The Meridians(21)



So all through that first Christmas, Kevin Army Crawled everywhere. He Army Crawled through the rooms, he Army Crawled around the table where Robbie and Lynette had put their tree (high enough that their son could not possibly get to it and pull it over on himself), and he even Army Crawled through every one of the boxes that his Christmas presents had come in - while neglecting the toys themselves. It was wonderful, and Robbie had allowed himself to think that the worst was over; that things were going to go well for them from then on.

That was the first Christmas, however. This Christmas - Kevin's second Christmas - was different. This Christmas was not spent nearly so much in paper and ribbon and stockings and Army Crawling as it was spent in tests and hospitals and anxiety.

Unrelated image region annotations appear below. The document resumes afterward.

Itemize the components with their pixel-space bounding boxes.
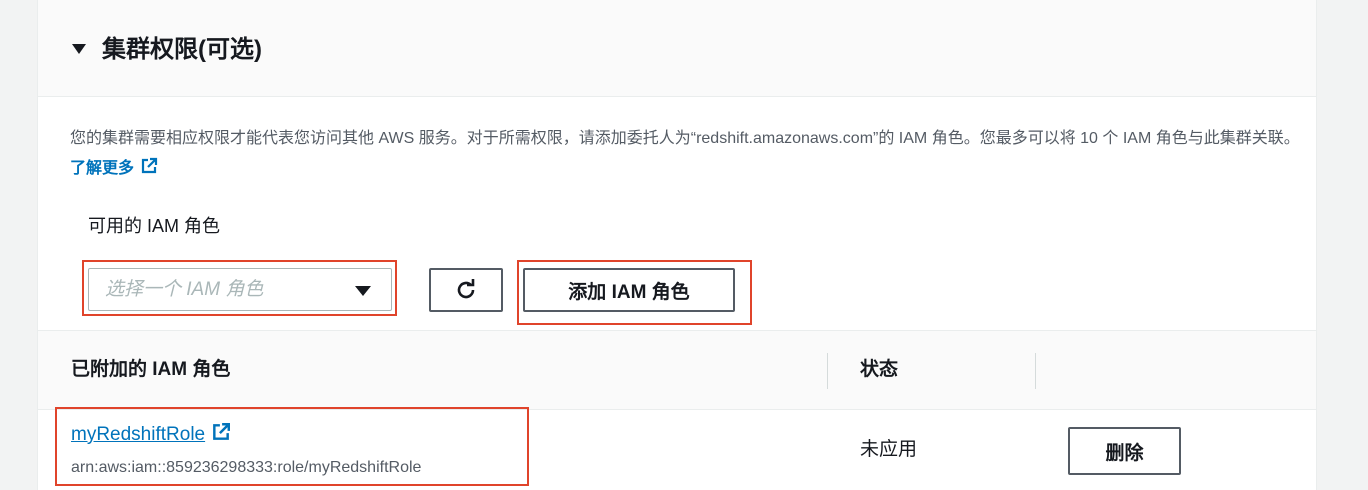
column-divider [827, 353, 828, 389]
table-header: 已附加的 IAM 角色 状态 [38, 330, 1316, 410]
role-arn: arn:aws:iam::859236298333:role/myRedshif… [71, 459, 422, 476]
role-name: myRedshiftRole [71, 424, 206, 445]
learn-more-label: 了解更多 [70, 160, 135, 177]
available-roles-label: 可用的 IAM 角色 [88, 216, 221, 236]
dropdown-arrow-icon [355, 286, 371, 296]
column-header-role[interactable]: 已附加的 IAM 角色 [71, 357, 230, 383]
refresh-icon [457, 279, 475, 299]
learn-more-link[interactable]: 了解更多 [70, 157, 158, 177]
add-iam-role-button[interactable]: 添加 IAM 角色 [523, 268, 735, 312]
status-text: 未应用 [860, 439, 918, 460]
panel-header[interactable]: 集群权限(可选) [38, 0, 1316, 97]
select-placeholder: 选择一个 IAM 角色 [105, 279, 264, 300]
iam-role-select[interactable]: 选择一个 IAM 角色 [88, 268, 392, 311]
column-divider [1035, 353, 1036, 389]
section-description: 您的集群需要相应权限才能代表您访问其他 AWS 服务。对于所需权限，请添加委托人… [70, 124, 1315, 184]
description-text: 您的集群需要相应权限才能代表您访问其他 AWS 服务。对于所需权限，请添加委托人… [70, 130, 1300, 147]
refresh-button[interactable] [429, 268, 503, 312]
caret-down-icon[interactable] [72, 44, 86, 54]
external-link-icon [213, 423, 231, 440]
role-link[interactable]: myRedshiftRole [71, 422, 231, 448]
column-header-status[interactable]: 状态 [860, 357, 898, 383]
cluster-permissions-panel: 集群权限(可选) 您的集群需要相应权限才能代表您访问其他 AWS 服务。对于所需… [37, 0, 1317, 490]
remove-button[interactable]: 删除 [1068, 427, 1181, 475]
external-link-icon [141, 157, 158, 174]
panel-title: 集群权限(可选) [102, 36, 262, 63]
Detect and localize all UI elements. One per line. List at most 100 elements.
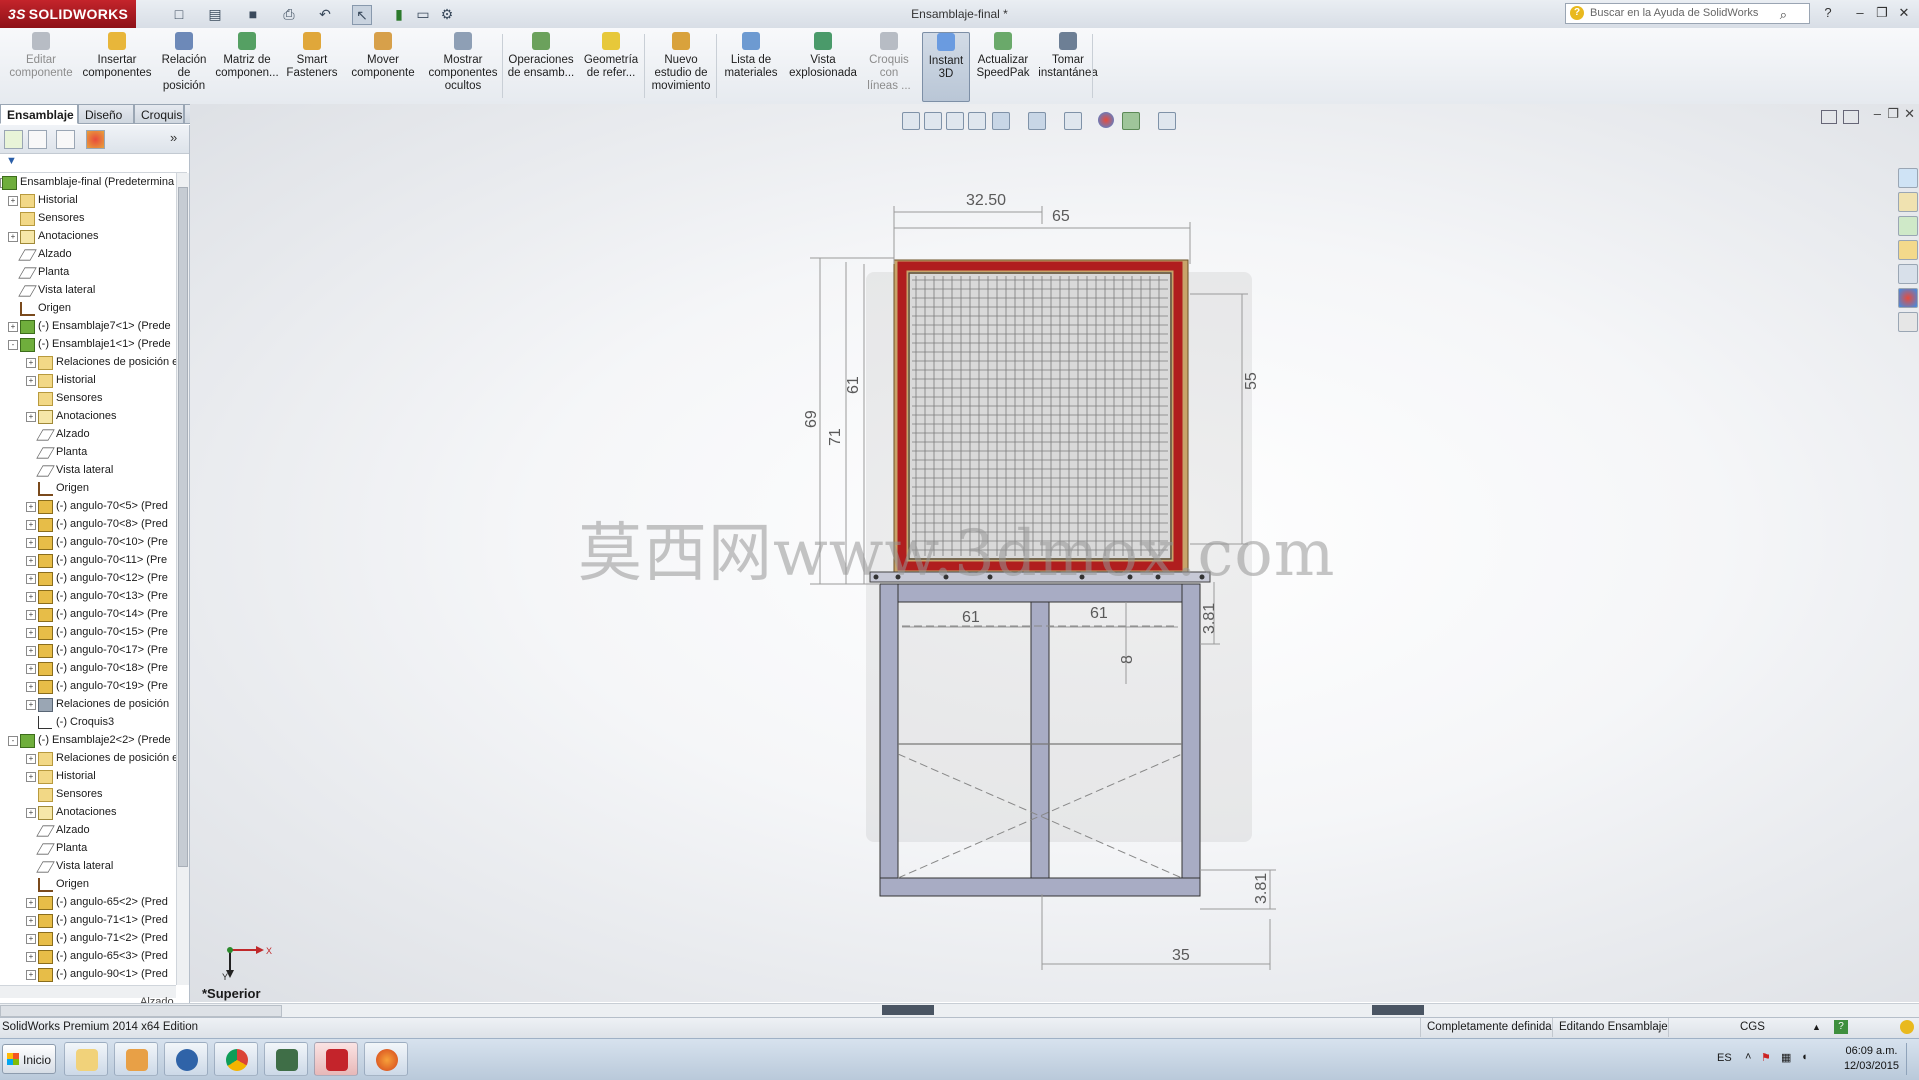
tab-ensamblaje[interactable]: Ensamblaje — [0, 104, 78, 124]
tree-item[interactable]: -Ensamblaje-final (Predetermina — [0, 173, 176, 191]
taskbar-chrome[interactable] — [214, 1042, 258, 1076]
expand-icon[interactable]: + — [26, 592, 36, 602]
display-manager-icon[interactable] — [86, 130, 105, 149]
tree-item[interactable]: Vista lateral — [0, 461, 176, 479]
filter-icon[interactable]: ▼ — [6, 155, 17, 167]
tree-item[interactable]: Origen — [0, 875, 176, 893]
tree-vertical-scrollbar[interactable] — [176, 173, 189, 985]
expand-icon[interactable]: + — [26, 898, 36, 908]
graphics-area[interactable]: – ❐ ✕ 32.50 65 69 61 71 55 61 61 3.81 8 3.81 35 莫西网… — [190, 104, 1919, 1002]
tree-item[interactable]: Planta — [0, 263, 176, 281]
tree-item[interactable]: + (-) angulo-90<1> (Pred — [0, 965, 176, 983]
tree-item[interactable]: + (-) angulo-70<12> (Pre — [0, 569, 176, 587]
feature-tree-icon[interactable] — [4, 130, 23, 149]
dimension-value-d381a[interactable]: 3.81 — [1201, 603, 1218, 634]
language-indicator[interactable]: ES — [1717, 1052, 1732, 1064]
cmd-assembly-features-button[interactable]: Operaciones de ensamb... — [506, 32, 576, 100]
tree-item[interactable]: Vista lateral — [0, 281, 176, 299]
tree-item[interactable]: Sensores — [0, 389, 176, 407]
start-button[interactable]: Inicio — [2, 1044, 56, 1074]
cmd-move-component-button[interactable]: Mover componente — [346, 32, 420, 100]
tree-item[interactable]: Sensores — [0, 785, 176, 803]
tree-item[interactable]: + Relaciones de posición e — [0, 749, 176, 767]
dimension-value-d71[interactable]: 71 — [827, 428, 844, 446]
tree-item[interactable]: + (-) angulo-70<5> (Pred — [0, 497, 176, 515]
tree-item[interactable]: + Historial — [0, 371, 176, 389]
help-menu-icon[interactable]: ? — [1818, 4, 1838, 22]
search-icon[interactable]: ⌕ — [1780, 5, 1787, 24]
network-icon[interactable]: ▦ — [1781, 1051, 1791, 1064]
tree-item[interactable]: Origen — [0, 479, 176, 497]
dimension-value-d61v[interactable]: 61 — [845, 376, 862, 394]
minimize-button[interactable]: – — [1850, 4, 1870, 22]
taskbar-explorer[interactable] — [64, 1042, 108, 1076]
tree-item[interactable]: + (-) angulo-70<15> (Pre — [0, 623, 176, 641]
tree-item[interactable]: + (-) angulo-71<2> (Pred — [0, 929, 176, 947]
property-manager-icon[interactable] — [28, 130, 47, 149]
tab-croquis[interactable]: Croquis — [134, 104, 184, 124]
quick-tips-icon[interactable]: ? — [1834, 1020, 1848, 1034]
tab-dise-o[interactable]: Diseño — [78, 104, 134, 124]
cmd-smart-fasteners-button[interactable]: Smart Fasteners — [282, 32, 342, 100]
expand-icon[interactable]: + — [26, 664, 36, 674]
cmd-motion-study-button[interactable]: Nuevo estudio de movimiento — [646, 32, 716, 100]
taskbar-thunderbird[interactable] — [164, 1042, 208, 1076]
expand-icon[interactable]: + — [26, 628, 36, 638]
expand-icon[interactable]: + — [26, 682, 36, 692]
expand-icon[interactable]: + — [26, 520, 36, 530]
taskbar-firefox[interactable] — [364, 1042, 408, 1076]
tree-item[interactable]: Alzado — [0, 821, 176, 839]
close-button[interactable]: ✕ — [1894, 4, 1914, 22]
cmd-instant3d-button[interactable]: Instant 3D — [922, 32, 970, 102]
dimension-value-d381b[interactable]: 3.81 — [1253, 873, 1270, 904]
tree-item[interactable]: Sensores — [0, 209, 176, 227]
expand-icon[interactable]: + — [8, 232, 18, 242]
expand-icon[interactable]: + — [26, 358, 36, 368]
expand-icon[interactable]: + — [26, 772, 36, 782]
cmd-insert-components-button[interactable]: Insertar componentes — [80, 32, 154, 100]
cmd-show-hidden-button[interactable]: Mostrar componentes ocultos — [424, 32, 502, 100]
dimension-value-d32[interactable]: 32.50 — [966, 192, 1006, 209]
tree-item[interactable]: + (-) angulo-65<3> (Pred — [0, 947, 176, 965]
tree-item[interactable]: + Anotaciones — [0, 803, 176, 821]
expand-icon[interactable]: + — [26, 934, 36, 944]
tree-item[interactable]: Alzado — [0, 425, 176, 443]
dimension-value-d8[interactable]: 8 — [1119, 655, 1136, 664]
expand-icon[interactable]: + — [26, 970, 36, 980]
configuration-manager-icon[interactable] — [56, 130, 75, 149]
expand-icon[interactable]: + — [26, 538, 36, 548]
rebuild-status-icon[interactable] — [1900, 1020, 1914, 1034]
help-search-input[interactable]: ? Buscar en la Ayuda de SolidWorks ⌕ — [1565, 3, 1810, 24]
expand-icon[interactable]: + — [26, 952, 36, 962]
tree-item[interactable]: Planta — [0, 443, 176, 461]
dimension-value-d69[interactable]: 69 — [803, 410, 820, 428]
dimension-value-d35[interactable]: 35 — [1172, 947, 1190, 964]
tree-item[interactable]: + Relaciones de posición — [0, 695, 176, 713]
tree-item[interactable]: + (-) Ensamblaje7<1> (Prede — [0, 317, 176, 335]
tree-item[interactable]: + (-) angulo-70<11> (Pre — [0, 551, 176, 569]
dimension-value-d65[interactable]: 65 — [1052, 208, 1070, 225]
expand-icon[interactable]: + — [8, 322, 18, 332]
scroll-thumb-left[interactable] — [882, 1005, 934, 1015]
cmd-component-pattern-button[interactable]: Matriz de componen... — [214, 32, 280, 100]
expand-icon[interactable]: + — [26, 574, 36, 584]
taskbar-media-player[interactable] — [114, 1042, 158, 1076]
tree-item[interactable]: + (-) angulo-70<19> (Pre — [0, 677, 176, 695]
expand-icon[interactable]: + — [26, 376, 36, 386]
tree-item[interactable]: + (-) angulo-71<1> (Pred — [0, 911, 176, 929]
tree-item[interactable]: + (-) angulo-70<10> (Pre — [0, 533, 176, 551]
tree-item[interactable]: + (-) angulo-70<14> (Pre — [0, 605, 176, 623]
volume-icon[interactable]: ◖ — [1801, 1051, 1808, 1063]
tree-item[interactable]: + (-) angulo-70<18> (Pre — [0, 659, 176, 677]
expand-icon[interactable]: + — [26, 502, 36, 512]
tree-item[interactable]: - (-) Ensamblaje2<2> (Prede — [0, 731, 176, 749]
cmd-reference-geometry-button[interactable]: Geometría de refer... — [578, 32, 644, 100]
units-dropdown-icon[interactable]: ▲ — [1812, 1018, 1821, 1037]
tree-item[interactable]: + (-) angulo-70<17> (Pre — [0, 641, 176, 659]
dimension-value-d61a[interactable]: 61 — [962, 609, 980, 626]
tree-item[interactable]: + (-) angulo-65<2> (Pred — [0, 893, 176, 911]
tree-item[interactable]: + Anotaciones — [0, 407, 176, 425]
expand-icon[interactable]: + — [8, 196, 18, 206]
tree-item[interactable]: - (-) Ensamblaje1<1> (Prede — [0, 335, 176, 353]
units-selector[interactable]: CGS — [1740, 1018, 1765, 1037]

It started early, shortly after Kevin's first birthday. He started crying again, rolling jags of weeping that reminded Robbie and Lynette of his first few months, when all he did was cry and sleep. And no matter what, they could not find a way to comfort him. Not even a good horror movie on his daddy's lap was enough to console whatever angst was hiding in his young heart.

The crying happened day and night, for no apparent reason. One moment he would be watching Sesame Street or Teletubbies happily, the next he would be screaming. One moment he would be eating his dinner quietly, shoving mashed potatoes into his mouth - and hair and nose and belly button as though he was determined to become the first human to perfect the process of osmosis - and the next he would be curled up on his high chair, crying so hard that it was only the small seatbelt that kept him from falling to the tile floor of the kitchen. One moment he would be holding his mother, the next he would be shrieking and gnashing at her like a rabid dog.

The crying continued, and one day Lynette discovered that, rather than holding Kevin tightly to her, if she dangled him on her knee as far away from her as possible, he would quiet. He didn't want to be put completely down, but nor did he want to be cuddled. It was as though he hungered for human companionship, but could not stand the feel of another person's skin on his own.

Then, right about the time that they came up with this new way of caring for their unique (not strange, never strange or Lynette would draw and quarter him for saying such a thing) son, he began doing something more subtle but much more troubling than merely crying.

Robbie was the one who noticed it first. He was the designated peek-a-booer in the family. Lynette would do in a pinch, but she just didn't have the je ne sais quois to be more than a merely competent peek-a-boo partner. Robbie, however, was ready to turn in his amateur card and go on the professional circuit. He was a master of silly faces and sounds, of making his eyes blink in just the right way, of sticking out his tongue at just the right moment so that Kevin would collapse in laughter. Over and over they could play, with Robbie invariably being the one to tire of the exercise first.

But after a while he started noticing that Kevin's peek-a-boo game was off. Not that he wouldn't play; he was as game as ever to play. But when they did play, Kevin gradually changed his manner of playing. He would pull Robbie's hands apart like a pair of barn doors as he always had, but instead of looking at Robbie's newest funny face and laughing, he would look beyond Robbie. He would look through Robbie, as though he were examining Robbie's soul...and more than that, as though he were finding it wanting somehow. Nor would he laugh. Just open the hands, look through his father, then shove the hands back. What had been a joy for both of them became something more like a rote exercise.

When Robbie brought it up to Lynette, she immediately worried. The threat of mental handicap that Doctor Cody had mentioned over a year previously hung over every day of their lives, casting a light shadow that lent a dimness to even the brightest moments. But when they took Kevin to the pediatrician, a genial older man named Doctor Abernathy, the man had not been able to find much at all to be worried about.

Still, it troubled Robbie greatly, that his son no longer looked him in the eye. No longer looked at much of anything.

And then there were the cars.

For his first birthday, Robbie had given Kevin a package of ten wooden toy cars. Kevin had played with them relentlessly for a few days, then they somehow made their way to the corner of his room and were forgotten for more interesting toys. Until one day when Kevin was fourteen months old, and Robbie came home from work to the sound of wretched crying.

And it wasn't Kevin. It was Lynette. Robbie hurried to the back of the apartment, and found Lynette sitting next to Kevin, who was playing - rather nicely, Robbie thought - with the cars. Robbie actually smiled when he saw his son playing that way, and felt slightly irritated with Lynette for just sitting next to their son and crying her eyes out. Both of them had decided very early on that they would try not to yell or cry in front of Kevin, would instead try to shower him with happiness and positive feelings only.

"What's going on, Lynny?" he asked, and even as he did so his irritation tempered into concern and shame. Concern for Lynette, who was clearly devastated about something, and shame at his own first reaction. Why would I be angry when someone I love is crying? he thought. Why would I want to reprimand instead of comfort?

"It's Kevin," said Lynette between tears.

"What about him?"

"He's playing with the cars."

"So?" Robbie looked again at his son. He still didn't see anything amiss. "That's what we bought them for."

"But look at how he's playing with them," said Lynette.